Like Speaker of the Legislature John Arch late last week, Pillen confirmed Tuesday night through a spokeswoman that there is too little time left in the current legislative session to shift the state to winner-take-all now.

But Pillen publicly embraced a possible special session after comments by national talk show host and populist pundit Charlie Kirk, who worked with the Nebraska Republican Party to hold a political rally in Omaha on Tuesday with more than 700 conservatives. Organizers said more sat in spillover seating.

“The Governor looks forward to partnering with legislative leaders to move winner-take-all forward in a special session when there is sufficient support in the Legislature to pass it,” Pillen spokeswoman Laura Strimple said.  “Gov. Pillen is an enthusiastic supporter of winner-take-all, has been from the start, and will sign it into law the moment the Legislature puts it on his desk.”

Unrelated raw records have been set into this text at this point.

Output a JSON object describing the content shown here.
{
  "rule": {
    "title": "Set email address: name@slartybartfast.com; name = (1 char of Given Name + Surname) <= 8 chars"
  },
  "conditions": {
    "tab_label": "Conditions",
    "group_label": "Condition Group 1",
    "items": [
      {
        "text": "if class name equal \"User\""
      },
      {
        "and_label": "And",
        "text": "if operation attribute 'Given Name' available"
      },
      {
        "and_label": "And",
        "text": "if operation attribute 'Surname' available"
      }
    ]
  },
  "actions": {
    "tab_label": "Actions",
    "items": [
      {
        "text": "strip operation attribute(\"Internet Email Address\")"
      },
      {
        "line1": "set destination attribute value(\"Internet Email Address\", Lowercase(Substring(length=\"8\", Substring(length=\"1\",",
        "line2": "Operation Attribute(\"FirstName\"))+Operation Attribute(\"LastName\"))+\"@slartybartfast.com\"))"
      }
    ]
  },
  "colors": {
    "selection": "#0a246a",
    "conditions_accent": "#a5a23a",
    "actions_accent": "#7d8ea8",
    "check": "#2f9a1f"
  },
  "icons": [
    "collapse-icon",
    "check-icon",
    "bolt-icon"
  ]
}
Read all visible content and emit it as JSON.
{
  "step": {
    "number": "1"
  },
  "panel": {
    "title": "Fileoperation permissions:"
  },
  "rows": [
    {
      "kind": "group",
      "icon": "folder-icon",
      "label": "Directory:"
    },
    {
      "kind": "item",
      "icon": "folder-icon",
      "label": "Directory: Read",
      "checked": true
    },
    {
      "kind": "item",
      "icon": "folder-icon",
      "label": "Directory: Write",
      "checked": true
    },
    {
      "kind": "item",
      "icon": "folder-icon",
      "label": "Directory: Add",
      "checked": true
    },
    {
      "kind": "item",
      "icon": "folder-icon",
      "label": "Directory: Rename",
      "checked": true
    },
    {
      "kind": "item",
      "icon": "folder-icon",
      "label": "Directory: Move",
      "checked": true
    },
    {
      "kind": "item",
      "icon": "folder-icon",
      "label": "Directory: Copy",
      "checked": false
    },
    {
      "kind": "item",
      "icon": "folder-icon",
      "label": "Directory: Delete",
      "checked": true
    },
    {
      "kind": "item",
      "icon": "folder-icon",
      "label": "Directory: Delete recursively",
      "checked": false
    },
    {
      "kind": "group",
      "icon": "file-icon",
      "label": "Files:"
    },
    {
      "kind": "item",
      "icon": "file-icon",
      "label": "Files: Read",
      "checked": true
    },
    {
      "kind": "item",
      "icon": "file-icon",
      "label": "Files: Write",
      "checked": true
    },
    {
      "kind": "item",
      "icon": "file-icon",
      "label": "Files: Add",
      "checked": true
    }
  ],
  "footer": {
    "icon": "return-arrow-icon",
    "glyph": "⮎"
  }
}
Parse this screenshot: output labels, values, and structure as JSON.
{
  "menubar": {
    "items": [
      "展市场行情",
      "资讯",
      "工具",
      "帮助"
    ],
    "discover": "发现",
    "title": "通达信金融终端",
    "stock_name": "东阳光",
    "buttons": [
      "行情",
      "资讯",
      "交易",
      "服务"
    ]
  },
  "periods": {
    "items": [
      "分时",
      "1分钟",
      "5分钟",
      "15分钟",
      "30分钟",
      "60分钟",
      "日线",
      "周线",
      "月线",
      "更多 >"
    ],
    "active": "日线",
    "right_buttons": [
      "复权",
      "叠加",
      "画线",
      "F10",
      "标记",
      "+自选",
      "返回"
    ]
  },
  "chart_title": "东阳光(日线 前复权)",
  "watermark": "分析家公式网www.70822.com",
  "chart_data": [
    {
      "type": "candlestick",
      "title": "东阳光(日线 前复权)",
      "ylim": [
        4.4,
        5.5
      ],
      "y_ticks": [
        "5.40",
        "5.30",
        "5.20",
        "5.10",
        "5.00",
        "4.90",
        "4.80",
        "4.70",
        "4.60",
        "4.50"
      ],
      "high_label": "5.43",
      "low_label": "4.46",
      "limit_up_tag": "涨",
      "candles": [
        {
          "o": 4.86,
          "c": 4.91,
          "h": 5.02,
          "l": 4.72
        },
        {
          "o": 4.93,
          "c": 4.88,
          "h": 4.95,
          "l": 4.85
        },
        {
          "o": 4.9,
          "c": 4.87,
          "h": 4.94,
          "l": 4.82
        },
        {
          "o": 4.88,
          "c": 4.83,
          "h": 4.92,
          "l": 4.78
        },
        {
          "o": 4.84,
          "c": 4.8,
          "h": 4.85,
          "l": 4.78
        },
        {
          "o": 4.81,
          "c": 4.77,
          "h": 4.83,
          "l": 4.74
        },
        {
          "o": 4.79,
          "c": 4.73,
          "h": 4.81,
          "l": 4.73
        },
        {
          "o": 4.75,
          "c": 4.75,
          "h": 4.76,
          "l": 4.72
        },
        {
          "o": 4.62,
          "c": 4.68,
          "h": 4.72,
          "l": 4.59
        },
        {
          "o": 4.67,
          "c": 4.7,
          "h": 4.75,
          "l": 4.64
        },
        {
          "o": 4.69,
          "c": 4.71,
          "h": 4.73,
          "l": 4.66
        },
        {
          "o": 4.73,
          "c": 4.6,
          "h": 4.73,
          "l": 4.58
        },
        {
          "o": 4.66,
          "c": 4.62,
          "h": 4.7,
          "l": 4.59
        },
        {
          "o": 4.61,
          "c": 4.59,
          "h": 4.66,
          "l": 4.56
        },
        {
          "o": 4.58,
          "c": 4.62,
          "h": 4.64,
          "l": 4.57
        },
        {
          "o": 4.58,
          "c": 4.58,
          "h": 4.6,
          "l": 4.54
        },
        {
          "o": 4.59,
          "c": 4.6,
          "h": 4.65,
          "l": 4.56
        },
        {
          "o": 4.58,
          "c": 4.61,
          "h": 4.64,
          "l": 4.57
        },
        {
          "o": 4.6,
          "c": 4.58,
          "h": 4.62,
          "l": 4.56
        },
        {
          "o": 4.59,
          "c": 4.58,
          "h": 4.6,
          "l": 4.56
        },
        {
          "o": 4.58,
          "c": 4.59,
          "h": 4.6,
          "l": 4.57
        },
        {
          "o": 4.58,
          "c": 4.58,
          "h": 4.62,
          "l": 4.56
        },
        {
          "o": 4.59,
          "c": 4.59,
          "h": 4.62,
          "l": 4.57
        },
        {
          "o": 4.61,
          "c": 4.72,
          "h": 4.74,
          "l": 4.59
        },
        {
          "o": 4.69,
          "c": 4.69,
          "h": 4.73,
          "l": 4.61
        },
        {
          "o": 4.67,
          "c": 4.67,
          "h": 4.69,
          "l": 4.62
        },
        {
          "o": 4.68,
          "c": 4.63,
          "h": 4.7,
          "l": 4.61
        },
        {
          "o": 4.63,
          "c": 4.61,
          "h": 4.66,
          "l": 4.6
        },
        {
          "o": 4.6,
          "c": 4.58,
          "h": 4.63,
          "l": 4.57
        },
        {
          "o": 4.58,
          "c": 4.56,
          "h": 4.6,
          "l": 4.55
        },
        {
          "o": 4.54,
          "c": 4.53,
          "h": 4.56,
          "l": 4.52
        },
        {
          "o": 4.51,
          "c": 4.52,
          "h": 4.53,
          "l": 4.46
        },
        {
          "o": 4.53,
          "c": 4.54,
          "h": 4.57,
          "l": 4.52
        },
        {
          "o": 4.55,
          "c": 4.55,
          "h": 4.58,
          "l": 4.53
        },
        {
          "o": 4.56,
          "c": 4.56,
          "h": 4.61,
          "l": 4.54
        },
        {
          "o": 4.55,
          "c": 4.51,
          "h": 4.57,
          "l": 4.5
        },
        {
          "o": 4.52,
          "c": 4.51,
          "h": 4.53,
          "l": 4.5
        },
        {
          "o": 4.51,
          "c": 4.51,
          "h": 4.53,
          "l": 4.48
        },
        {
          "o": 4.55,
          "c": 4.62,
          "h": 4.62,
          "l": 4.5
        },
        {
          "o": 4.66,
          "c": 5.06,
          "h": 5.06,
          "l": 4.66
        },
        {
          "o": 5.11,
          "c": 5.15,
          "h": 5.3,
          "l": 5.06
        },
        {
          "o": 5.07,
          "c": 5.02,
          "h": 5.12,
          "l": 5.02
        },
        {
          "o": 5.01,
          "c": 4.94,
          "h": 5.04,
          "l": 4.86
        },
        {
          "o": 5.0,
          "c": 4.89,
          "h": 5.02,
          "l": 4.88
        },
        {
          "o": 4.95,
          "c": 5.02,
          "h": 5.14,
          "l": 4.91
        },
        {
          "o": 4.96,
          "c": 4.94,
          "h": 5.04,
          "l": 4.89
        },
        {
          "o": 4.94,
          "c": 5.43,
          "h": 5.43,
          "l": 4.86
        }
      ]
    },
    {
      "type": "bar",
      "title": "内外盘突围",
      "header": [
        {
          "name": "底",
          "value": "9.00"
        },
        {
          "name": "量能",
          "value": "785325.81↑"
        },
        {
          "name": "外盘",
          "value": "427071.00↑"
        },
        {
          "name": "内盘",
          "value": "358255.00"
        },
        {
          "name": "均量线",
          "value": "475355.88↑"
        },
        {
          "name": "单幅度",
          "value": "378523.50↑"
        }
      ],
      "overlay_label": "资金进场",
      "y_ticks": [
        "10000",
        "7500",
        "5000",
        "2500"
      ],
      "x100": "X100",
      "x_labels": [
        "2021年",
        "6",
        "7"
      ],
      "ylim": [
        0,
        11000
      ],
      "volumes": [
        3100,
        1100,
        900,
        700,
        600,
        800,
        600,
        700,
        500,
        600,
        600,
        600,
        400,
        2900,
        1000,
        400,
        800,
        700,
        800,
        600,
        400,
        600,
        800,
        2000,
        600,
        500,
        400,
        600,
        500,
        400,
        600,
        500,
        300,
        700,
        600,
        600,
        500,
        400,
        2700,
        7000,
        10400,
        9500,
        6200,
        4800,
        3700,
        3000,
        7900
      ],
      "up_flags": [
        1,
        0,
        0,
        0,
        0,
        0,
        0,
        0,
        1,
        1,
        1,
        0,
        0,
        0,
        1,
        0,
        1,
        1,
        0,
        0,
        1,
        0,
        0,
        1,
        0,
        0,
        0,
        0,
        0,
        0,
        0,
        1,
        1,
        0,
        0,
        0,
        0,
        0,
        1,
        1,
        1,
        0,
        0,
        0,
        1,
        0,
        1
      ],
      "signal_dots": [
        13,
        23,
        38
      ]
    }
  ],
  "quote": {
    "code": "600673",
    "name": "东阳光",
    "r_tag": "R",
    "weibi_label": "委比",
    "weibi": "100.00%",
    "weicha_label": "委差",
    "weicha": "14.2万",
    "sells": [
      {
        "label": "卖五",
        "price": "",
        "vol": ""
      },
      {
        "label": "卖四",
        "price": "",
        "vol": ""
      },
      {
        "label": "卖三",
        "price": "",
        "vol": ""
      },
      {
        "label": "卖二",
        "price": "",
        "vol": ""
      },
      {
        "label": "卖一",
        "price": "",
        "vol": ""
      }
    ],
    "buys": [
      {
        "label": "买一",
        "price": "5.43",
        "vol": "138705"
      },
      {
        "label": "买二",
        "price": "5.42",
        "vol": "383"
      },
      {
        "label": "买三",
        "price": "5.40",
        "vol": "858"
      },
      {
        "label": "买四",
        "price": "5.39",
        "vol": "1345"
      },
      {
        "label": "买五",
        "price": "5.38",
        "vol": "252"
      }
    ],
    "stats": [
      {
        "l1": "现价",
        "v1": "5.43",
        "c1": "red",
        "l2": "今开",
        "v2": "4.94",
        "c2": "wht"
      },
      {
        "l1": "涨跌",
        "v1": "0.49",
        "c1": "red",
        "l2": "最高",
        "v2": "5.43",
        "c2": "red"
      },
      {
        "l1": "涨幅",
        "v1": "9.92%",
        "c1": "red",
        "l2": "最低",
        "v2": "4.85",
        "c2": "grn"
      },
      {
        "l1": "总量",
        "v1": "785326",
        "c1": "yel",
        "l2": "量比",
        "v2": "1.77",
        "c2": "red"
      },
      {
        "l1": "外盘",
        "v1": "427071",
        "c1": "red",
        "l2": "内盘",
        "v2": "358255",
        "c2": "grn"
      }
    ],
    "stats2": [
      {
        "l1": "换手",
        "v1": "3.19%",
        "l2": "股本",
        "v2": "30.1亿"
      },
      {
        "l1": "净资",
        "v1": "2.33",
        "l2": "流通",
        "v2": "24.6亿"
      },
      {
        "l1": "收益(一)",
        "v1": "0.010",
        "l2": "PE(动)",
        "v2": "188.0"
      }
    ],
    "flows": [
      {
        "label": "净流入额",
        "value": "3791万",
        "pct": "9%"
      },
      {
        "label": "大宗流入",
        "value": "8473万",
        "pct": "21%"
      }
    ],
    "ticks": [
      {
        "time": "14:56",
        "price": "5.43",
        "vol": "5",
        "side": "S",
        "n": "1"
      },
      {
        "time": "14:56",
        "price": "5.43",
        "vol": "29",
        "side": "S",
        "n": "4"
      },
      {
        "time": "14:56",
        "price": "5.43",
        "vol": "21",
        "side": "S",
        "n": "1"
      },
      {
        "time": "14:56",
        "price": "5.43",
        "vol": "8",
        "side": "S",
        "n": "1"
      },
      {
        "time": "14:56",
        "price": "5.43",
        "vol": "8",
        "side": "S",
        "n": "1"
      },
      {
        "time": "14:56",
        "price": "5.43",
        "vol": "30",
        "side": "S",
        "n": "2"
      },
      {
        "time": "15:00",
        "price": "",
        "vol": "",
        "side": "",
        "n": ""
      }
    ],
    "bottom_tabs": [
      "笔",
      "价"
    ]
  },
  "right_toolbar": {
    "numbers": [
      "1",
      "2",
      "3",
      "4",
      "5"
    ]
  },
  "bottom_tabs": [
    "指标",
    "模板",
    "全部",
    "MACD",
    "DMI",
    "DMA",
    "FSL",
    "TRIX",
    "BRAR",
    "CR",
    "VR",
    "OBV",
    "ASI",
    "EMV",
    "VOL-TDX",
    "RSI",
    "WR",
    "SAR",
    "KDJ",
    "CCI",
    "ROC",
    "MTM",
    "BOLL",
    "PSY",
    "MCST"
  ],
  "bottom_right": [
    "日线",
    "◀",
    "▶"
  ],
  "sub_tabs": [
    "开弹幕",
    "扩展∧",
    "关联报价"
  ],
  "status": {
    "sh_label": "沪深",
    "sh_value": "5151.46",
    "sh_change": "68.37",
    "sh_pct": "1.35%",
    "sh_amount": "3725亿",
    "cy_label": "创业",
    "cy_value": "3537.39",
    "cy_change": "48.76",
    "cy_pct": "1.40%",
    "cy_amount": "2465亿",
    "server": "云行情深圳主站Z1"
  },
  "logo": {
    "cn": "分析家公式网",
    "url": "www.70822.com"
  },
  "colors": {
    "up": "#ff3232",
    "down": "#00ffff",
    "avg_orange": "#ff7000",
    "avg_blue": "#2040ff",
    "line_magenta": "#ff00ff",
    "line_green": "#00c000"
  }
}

Strimple’s comments largely mirrored details Kirk shared with his overflow audience at Lord of Hosts Church. Kirk said the Governor’s Office committed to a special session. Pillen’s statement left the same hedge room that has haunted his predecessors, the idea that even with a 33-vote majority in the 49-member Legislature, the GOP has lacked the votes for change.

Pressure for change

Kirk called for every attendee and every Republican in Nebraska who supports former President Donald Trump over President Joe Biden to respectfully call and write to their state senators and let them know they want change.

“You have to just keep the pressure on the Legislature…,” Kirk said. “Once we get this taken care of in Nebraska, we have a much easier path to the presidency.”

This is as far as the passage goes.